Compare both sides of the equation \[\left[ {\begin{array}{*{20}{c}}?&?\\?&?\\?&?\end{array}} \right]\left[ {\begin{array}{*{20}{c}}{{x_1}}\\{{x_2}}\end{array}} \right] = \left[ {\begin{array}{*{20}{c}}{{x_1} - {x_2}}\\{ - 2{x_1} + {x_2}}\\{{x_1}}\end{array}} \right]\] to get the first row of the matrix with unknown elements as \(\left[ {\begin{array}{*{20}{c}}1&{ - 1}\end{array}} \right]\).

Compare both sides of the equation \[\left[ {\begin{array}{*{20}{c}}?&?\\?&?\\?&?\end{array}} \right]\left[ {\begin{array}{*{20}{c}}{{x_1}}\\{{x_2}}\end{array}} \right] = \left[ {\begin{array}{*{20}{c}}{{x_1} - {x_2}}\\{ - 2{x_1} + {x_2}}\\{{x_1}}\end{array}} \right]\] to get the second row of the matrix with unknown elements as \(\left[ {\begin{array}{*{20}{c}}{ - 2}&1\end{array}} \right]\).

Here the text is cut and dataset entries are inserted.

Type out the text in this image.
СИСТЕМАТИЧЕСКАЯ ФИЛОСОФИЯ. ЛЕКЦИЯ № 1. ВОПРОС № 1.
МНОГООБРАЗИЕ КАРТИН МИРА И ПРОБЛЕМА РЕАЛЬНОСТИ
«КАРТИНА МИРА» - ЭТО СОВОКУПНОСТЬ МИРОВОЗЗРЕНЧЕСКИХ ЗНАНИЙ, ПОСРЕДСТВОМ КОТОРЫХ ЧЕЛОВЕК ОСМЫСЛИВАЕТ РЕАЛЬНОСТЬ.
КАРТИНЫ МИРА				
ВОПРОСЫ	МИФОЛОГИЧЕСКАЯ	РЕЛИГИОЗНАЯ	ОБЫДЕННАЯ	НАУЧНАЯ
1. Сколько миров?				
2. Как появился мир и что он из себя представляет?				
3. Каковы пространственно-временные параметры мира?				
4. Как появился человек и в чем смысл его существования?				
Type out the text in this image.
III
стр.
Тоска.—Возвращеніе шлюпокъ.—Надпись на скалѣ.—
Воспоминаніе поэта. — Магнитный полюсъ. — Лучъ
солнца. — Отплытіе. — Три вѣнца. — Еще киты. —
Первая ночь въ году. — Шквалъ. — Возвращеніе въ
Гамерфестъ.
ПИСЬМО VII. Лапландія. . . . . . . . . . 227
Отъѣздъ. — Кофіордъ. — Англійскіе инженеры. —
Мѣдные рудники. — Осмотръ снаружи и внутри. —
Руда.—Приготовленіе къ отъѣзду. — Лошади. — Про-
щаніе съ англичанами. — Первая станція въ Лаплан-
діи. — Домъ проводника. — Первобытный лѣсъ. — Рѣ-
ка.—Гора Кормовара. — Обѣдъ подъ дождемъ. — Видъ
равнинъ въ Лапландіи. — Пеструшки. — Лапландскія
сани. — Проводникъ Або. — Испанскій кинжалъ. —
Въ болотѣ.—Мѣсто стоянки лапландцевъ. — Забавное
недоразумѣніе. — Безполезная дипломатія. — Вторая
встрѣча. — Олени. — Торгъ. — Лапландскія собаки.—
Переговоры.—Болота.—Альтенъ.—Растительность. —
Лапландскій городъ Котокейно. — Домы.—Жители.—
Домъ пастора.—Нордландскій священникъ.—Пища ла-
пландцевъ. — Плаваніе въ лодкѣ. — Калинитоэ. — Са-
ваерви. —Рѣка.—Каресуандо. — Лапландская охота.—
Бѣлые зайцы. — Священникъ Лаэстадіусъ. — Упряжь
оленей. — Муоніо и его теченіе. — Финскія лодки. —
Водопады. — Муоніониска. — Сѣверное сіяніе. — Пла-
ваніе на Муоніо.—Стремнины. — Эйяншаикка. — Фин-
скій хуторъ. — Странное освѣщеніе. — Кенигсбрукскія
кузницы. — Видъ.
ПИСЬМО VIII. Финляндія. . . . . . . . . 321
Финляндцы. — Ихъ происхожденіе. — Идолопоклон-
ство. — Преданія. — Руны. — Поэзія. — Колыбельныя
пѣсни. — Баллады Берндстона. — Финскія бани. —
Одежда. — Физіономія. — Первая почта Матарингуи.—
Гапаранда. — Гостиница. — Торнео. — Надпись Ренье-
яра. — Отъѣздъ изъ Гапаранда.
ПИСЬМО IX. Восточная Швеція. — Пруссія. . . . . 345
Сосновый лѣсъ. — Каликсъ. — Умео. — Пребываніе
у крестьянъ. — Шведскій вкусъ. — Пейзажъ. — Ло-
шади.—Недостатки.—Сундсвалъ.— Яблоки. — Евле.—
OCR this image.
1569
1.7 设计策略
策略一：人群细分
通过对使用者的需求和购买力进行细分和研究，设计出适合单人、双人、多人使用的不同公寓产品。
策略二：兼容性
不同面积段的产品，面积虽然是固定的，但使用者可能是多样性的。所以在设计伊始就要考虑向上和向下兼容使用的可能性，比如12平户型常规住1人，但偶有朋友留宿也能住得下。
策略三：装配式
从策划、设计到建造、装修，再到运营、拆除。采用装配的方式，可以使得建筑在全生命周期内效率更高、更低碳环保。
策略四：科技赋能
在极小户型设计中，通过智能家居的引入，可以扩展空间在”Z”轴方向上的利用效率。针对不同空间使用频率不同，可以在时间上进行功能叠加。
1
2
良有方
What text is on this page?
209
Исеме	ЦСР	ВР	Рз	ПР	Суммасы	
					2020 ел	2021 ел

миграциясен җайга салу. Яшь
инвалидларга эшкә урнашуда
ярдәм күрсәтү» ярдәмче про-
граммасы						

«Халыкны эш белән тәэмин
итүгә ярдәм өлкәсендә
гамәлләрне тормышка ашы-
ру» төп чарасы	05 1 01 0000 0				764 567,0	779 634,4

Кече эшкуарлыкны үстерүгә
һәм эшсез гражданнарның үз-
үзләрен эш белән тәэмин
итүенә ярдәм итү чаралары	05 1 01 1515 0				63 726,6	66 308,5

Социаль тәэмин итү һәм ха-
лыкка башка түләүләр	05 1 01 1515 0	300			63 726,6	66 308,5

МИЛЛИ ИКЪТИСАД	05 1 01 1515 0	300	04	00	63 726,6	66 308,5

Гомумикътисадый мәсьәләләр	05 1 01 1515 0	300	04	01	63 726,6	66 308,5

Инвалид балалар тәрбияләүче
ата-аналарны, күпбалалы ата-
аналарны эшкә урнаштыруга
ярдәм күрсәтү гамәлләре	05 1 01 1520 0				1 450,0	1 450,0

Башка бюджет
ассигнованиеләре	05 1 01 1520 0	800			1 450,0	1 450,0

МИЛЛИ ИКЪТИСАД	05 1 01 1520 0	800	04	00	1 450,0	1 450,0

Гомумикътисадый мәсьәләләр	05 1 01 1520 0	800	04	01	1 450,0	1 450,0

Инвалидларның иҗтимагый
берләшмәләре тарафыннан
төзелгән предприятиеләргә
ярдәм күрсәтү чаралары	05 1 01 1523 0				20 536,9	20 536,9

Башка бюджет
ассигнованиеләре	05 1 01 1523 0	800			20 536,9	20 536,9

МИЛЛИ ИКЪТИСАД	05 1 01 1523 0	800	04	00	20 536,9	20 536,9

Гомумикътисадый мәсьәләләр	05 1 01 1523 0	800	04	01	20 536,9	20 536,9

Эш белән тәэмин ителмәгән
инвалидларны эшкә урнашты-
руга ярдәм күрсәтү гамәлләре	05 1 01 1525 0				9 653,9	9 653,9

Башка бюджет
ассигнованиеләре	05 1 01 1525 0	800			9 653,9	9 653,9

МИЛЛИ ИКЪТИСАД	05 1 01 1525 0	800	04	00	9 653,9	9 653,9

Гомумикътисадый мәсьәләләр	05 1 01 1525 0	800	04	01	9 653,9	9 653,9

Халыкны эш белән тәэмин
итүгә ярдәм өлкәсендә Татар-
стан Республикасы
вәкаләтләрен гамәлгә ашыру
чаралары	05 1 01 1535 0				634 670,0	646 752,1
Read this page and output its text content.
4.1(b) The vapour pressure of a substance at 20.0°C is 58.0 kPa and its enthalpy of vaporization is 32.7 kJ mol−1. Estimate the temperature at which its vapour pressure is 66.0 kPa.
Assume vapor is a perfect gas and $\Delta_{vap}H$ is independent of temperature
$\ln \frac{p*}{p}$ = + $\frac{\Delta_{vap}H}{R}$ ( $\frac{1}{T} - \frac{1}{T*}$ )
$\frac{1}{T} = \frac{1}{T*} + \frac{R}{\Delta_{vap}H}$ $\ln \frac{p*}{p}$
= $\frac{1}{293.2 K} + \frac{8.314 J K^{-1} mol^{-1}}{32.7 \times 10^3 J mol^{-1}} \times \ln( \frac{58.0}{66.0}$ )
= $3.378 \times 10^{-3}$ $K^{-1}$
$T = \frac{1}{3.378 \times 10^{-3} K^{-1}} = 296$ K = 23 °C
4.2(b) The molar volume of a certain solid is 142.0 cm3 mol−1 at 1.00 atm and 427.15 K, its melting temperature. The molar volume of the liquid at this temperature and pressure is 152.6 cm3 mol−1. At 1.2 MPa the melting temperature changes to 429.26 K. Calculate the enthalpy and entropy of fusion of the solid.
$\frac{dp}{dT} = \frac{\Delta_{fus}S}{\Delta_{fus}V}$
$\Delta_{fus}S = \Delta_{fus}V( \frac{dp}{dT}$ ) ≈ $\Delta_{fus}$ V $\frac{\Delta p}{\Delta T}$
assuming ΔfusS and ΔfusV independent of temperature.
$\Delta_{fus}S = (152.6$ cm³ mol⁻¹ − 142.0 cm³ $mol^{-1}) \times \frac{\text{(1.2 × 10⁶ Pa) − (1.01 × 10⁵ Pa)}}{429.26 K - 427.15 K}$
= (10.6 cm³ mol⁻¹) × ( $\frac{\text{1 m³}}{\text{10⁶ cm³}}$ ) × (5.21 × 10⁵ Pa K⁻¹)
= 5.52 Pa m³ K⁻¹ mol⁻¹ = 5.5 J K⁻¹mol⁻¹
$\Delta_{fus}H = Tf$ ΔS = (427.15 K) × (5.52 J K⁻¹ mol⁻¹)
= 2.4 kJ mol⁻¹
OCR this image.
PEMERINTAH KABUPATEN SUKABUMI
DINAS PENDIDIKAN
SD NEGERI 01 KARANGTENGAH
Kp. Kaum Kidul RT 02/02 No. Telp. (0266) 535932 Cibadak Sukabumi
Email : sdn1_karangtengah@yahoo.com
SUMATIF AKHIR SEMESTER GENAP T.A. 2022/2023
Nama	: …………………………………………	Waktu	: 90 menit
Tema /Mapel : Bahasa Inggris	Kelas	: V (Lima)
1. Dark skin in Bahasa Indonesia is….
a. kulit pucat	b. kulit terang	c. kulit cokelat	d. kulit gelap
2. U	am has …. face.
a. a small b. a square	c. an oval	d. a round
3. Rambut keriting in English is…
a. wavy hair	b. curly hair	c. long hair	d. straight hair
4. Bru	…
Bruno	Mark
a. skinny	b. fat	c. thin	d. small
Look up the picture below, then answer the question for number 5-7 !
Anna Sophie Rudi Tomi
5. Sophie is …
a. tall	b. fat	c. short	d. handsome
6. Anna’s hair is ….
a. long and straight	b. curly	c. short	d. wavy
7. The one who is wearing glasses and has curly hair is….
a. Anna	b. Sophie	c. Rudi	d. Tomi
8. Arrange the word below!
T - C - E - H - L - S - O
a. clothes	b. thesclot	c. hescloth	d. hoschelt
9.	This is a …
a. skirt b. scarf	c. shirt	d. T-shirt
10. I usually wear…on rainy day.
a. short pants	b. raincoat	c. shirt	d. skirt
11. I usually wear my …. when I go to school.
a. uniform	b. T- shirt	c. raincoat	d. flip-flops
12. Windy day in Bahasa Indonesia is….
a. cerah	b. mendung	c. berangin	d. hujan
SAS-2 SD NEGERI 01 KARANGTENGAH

Compare both sides of the equation \[\left[ {\begin{array}{*{20}{c}}?&?\\?&?\\?&?\end{array}} \right]\left[ {\begin{array}{*{20}{c}}{{x_1}}\\{{x_2}}\end{array}} \right] = \left[ {\begin{array}{*{20}{c}}{{x_1} - {x_2}}\\{ - 2{x_1} + {x_2}}\\{{x_1}}\end{array}} \right]\] to get the third row of the matrix with unknown elements as \(\left[ {\begin{array}{*{20}{c}}1&0\end{array}} \right]\).

So, the matrix given in the equation is \(\left[ {\begin{array}{*{20}{c}}1&{ - 1}\\{ - 2}&1\\1&0\end{array}} \right]\).